Si el ciudadano soviético vivía con el miedo al golpe en la puerta en mitad de la noche, al coche negro, a que su vecino o compañero de trabajo le hiciera el vacío, inequívoca señal de la inminente condena, las mujeres, además, (inclúyase aquí a las niñas), vivían con el terror de que Beria se fijara en ellas. Nuestro Pequeño Gran Hombre gustaba de salir en su coche a la caza de mujeres, a las que secuestraba, invitaba gentilmente a cenar, y luego violaba. Y esta afición juega un papel muy importante en nuestra novela.
En la entrevista que menciono más arriba, la autora señala que tenía la intención inicial de contar la historia de una familia durante el final de la era soviética. Pero, como todos sabemos, la Historia tiene esas cosas: se da uno cuenta de que este personaje no se entiende sin aquella invasión, esa invasión no se entiende sin esa boda, esa boda no se entiende sin esa matanza, y esa matanza no se entiende sin aquel encuentro fortuito.

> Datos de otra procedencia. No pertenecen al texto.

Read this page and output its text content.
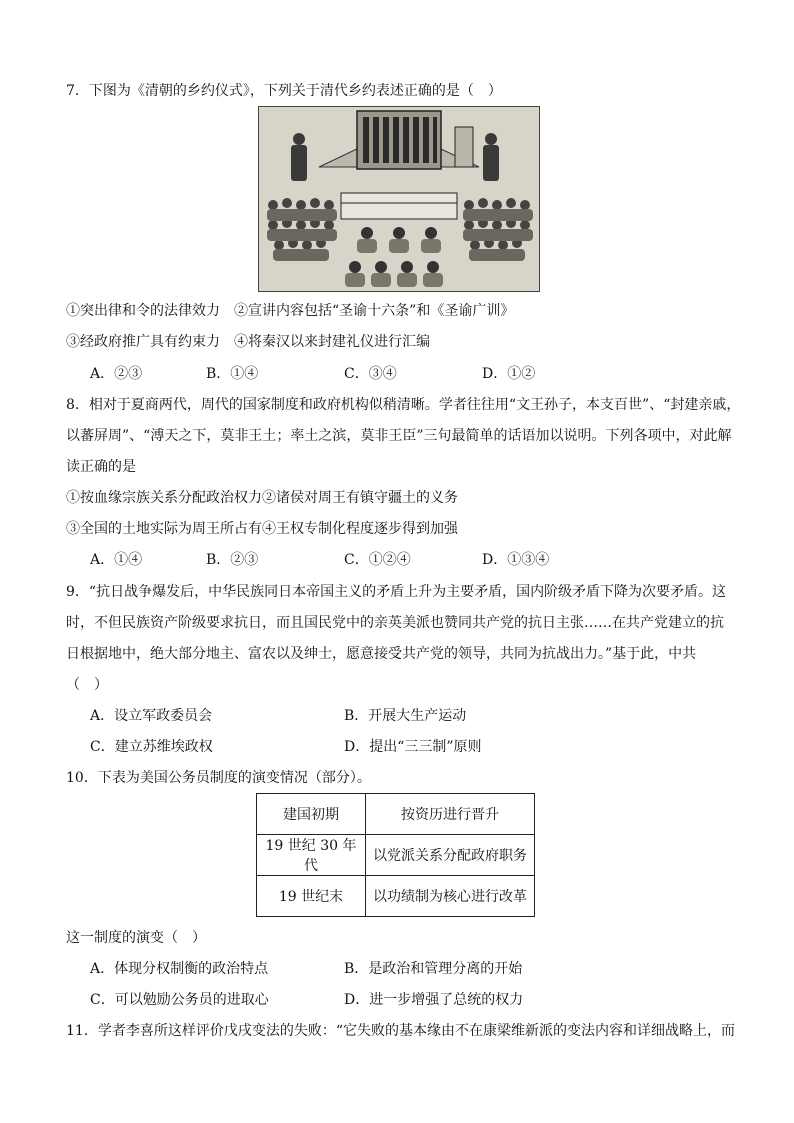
7．下图为《清朝的乡约仪式》，下列关于清代乡约表述正确的是（　）
①突出律和令的法律效力　②宣讲内容包括“圣谕十六条”和《圣谕广训》
③经政府推广具有约束力　④将秦汉以来封建礼仪进行汇编
A．②③	B．①④	C．③④	D．①②
8．相对于夏商两代，周代的国家制度和政府机构似稍清晰。学者往往用“文王孙子，本支百世”、“封建亲戚，
以蕃屏周”、“溥天之下，莫非王土；率土之滨，莫非王臣”三句最简单的话语加以说明。下列各项中，对此解
读正确的是
①按血缘宗族关系分配政治权力②诸侯对周王有镇守疆土的义务
③全国的土地实际为周王所占有④王权专制化程度逐步得到加强
A．①④	B．②③	C．①②④	D．①③④
9．“抗日战争爆发后，中华民族同日本帝国主义的矛盾上升为主要矛盾，国内阶级矛盾下降为次要矛盾。这
时，不但民族资产阶级要求抗日，而且国民党中的亲英美派也赞同共产党的抗日主张……在共产党建立的抗
日根据地中，绝大部分地主、富农以及绅士，愿意接受共产党的领导，共同为抗战出力。”基于此，中共
（　）
A．设立军政委员会	B．开展大生产运动
C．建立苏维埃政权	D．提出“三三制”原则
10．下表为美国公务员制度的演变情况（部分）。
建国初期	按资历进行晋升
19 世纪 30 年代	以党派关系分配政府职务
19 世纪末	以功绩制为核心进行改革
这一制度的演变（　）
A．体现分权制衡的政治特点	B．是政治和管理分离的开始
C．可以勉励公务员的进取心	D．进一步增强了总统的权力
11．学者李喜所这样评价戊戌变法的失败：“它失败的基本缘由不在康梁维新派的变法内容和详细战略上，而
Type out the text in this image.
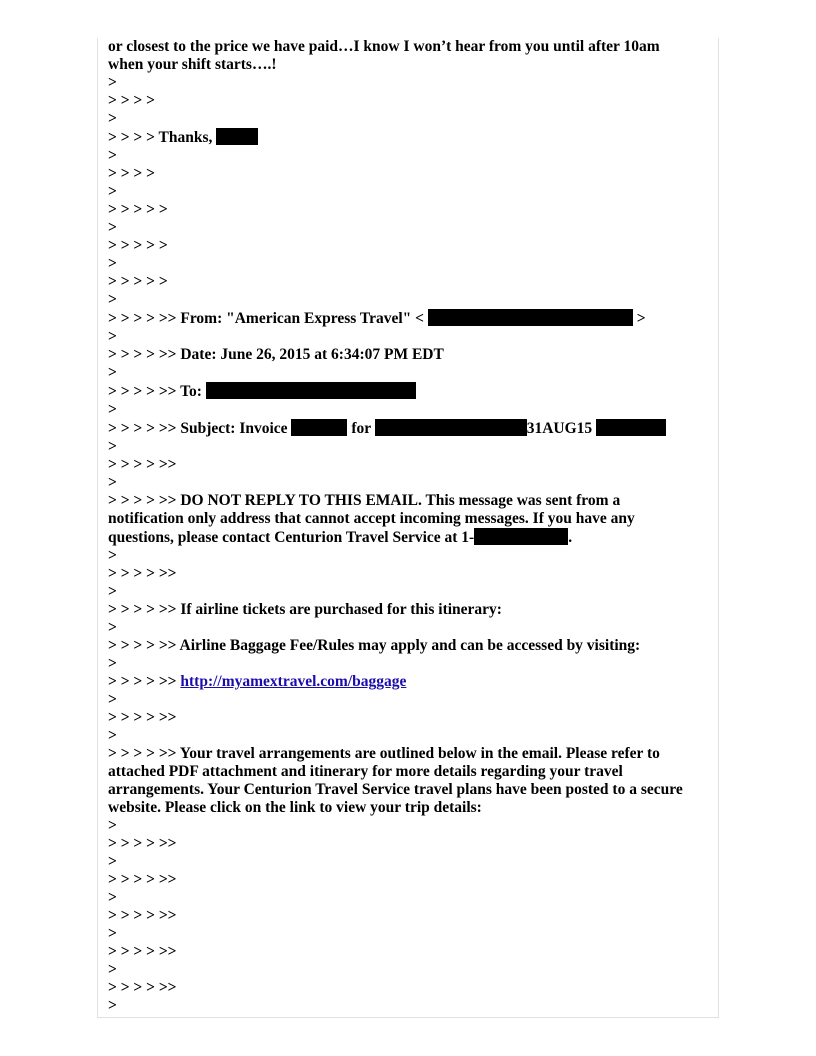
or closest to the price we have paid…I know I won’t hear from you until after 10am
when your shift starts….!
>
> > > >
>
> > > > Thanks,
>
> > > >
>
> > > > >
>
> > > > >
>
> > > > >
>
> > > > >> From: "American Express Travel" <	>
>
> > > > >> Date: June 26, 2015 at 6:34:07 PM EDT
>
> > > > >> To:
>
> > > > >> Subject: Invoice	for	31AUG15
>
> > > > >>
>
> > > > >> DO NOT REPLY TO THIS EMAIL. This message was sent from a
notification only address that cannot accept incoming messages. If you have any
questions, please contact Centurion Travel Service at 1-	.
>
> > > > >>
>
> > > > >> If airline tickets are purchased for this itinerary:
>
> > > > >> Airline Baggage Fee/Rules may apply and can be accessed by visiting:
>
> > > > >> http://myamextravel.com/baggage
>
> > > > >>
>
> > > > >> Your travel arrangements are outlined below in the email. Please refer to
attached PDF attachment and itinerary for more details regarding your travel
arrangements. Your Centurion Travel Service travel plans have been posted to a secure
website. Please click on the link to view your trip details:
>
> > > > >>
>
> > > > >>
>
> > > > >>
>
> > > > >>
>
> > > > >>
>
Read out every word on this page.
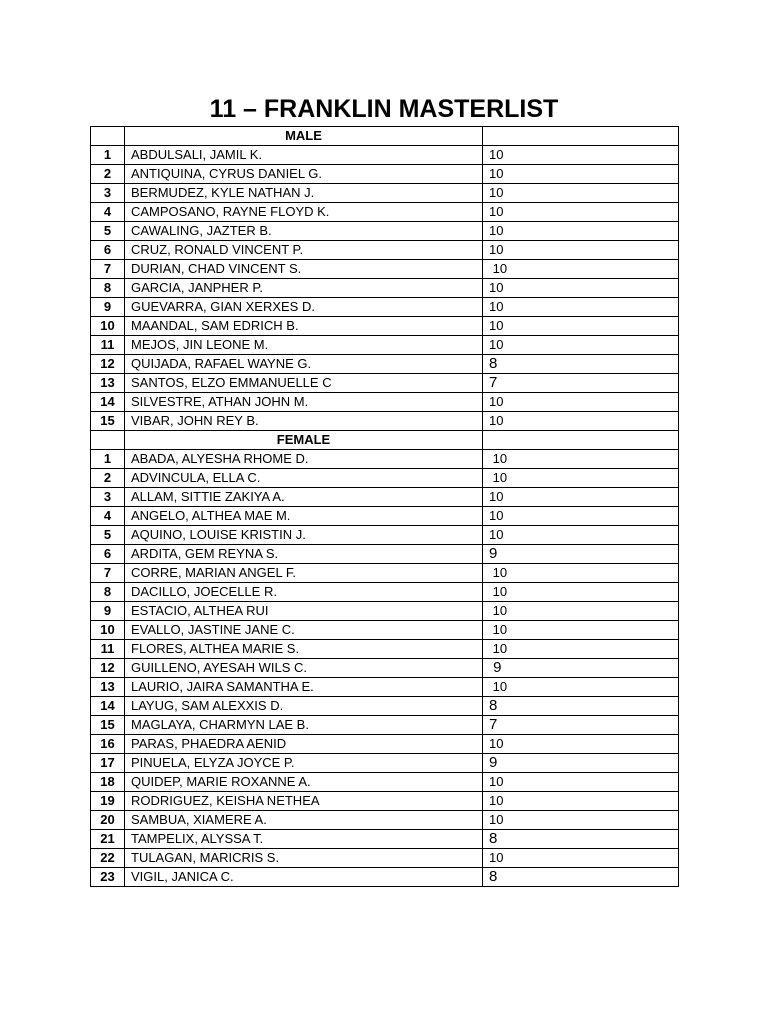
11 – FRANKLIN MASTERLIST
	MALE	
1	ABDULSALI, JAMIL K.	10
2	ANTIQUINA, CYRUS DANIEL G.	10
3	BERMUDEZ, KYLE NATHAN J.	10
4	CAMPOSANO, RAYNE FLOYD K.	10
5	CAWALING, JAZTER B.	10
6	CRUZ, RONALD VINCENT P.	10
7	DURIAN, CHAD VINCENT S.	10
8	GARCIA, JANPHER P.	10
9	GUEVARRA, GIAN XERXES D.	10
10	MAANDAL, SAM EDRICH B.	10
11	MEJOS, JIN LEONE M.	10
12	QUIJADA, RAFAEL WAYNE G.	8
13	SANTOS, ELZO EMMANUELLE C	7
14	SILVESTRE, ATHAN JOHN M.	10
15	VIBAR, JOHN REY B.	10
	FEMALE	
1	ABADA, ALYESHA RHOME D.	10
2	ADVINCULA, ELLA C.	10
3	ALLAM, SITTIE ZAKIYA A.	10
4	ANGELO, ALTHEA MAE M.	10
5	AQUINO, LOUISE KRISTIN J.	10
6	ARDITA, GEM REYNA S.	9
7	CORRE, MARIAN ANGEL F.	10
8	DACILLO, JOECELLE R.	10
9	ESTACIO, ALTHEA RUI	10
10	EVALLO, JASTINE JANE C.	10
11	FLORES, ALTHEA MARIE S.	10
12	GUILLENO, AYESAH WILS C.	9
13	LAURIO, JAIRA SAMANTHA E.	10
14	LAYUG, SAM ALEXXIS D.	8
15	MAGLAYA, CHARMYN LAE B.	7
16	PARAS, PHAEDRA AENID	10
17	PINUELA, ELYZA JOYCE P.	9
18	QUIDEP, MARIE ROXANNE A.	10
19	RODRIGUEZ, KEISHA NETHEA	10
20	SAMBUA, XIAMERE A.	10
21	TAMPELIX, ALYSSA T.	8
22	TULAGAN, MARICRIS S.	10
23	VIGIL, JANICA C.	8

Y así, en un afán de iluminar cada retazo del tapiz, Haratischwili se tuvo que remontar en el tiempo hasta recalar en un comienzo que, forzosamente, será arbitrario.
Yo, la verdad, le habría dado permiso para remontarse otro siglo, porque esta novela tiene todo lo que me gusta: muchas páginas, Historia, crueldad y nombres raros.
En definitiva, un novelón con el que me lo he pasado pipa.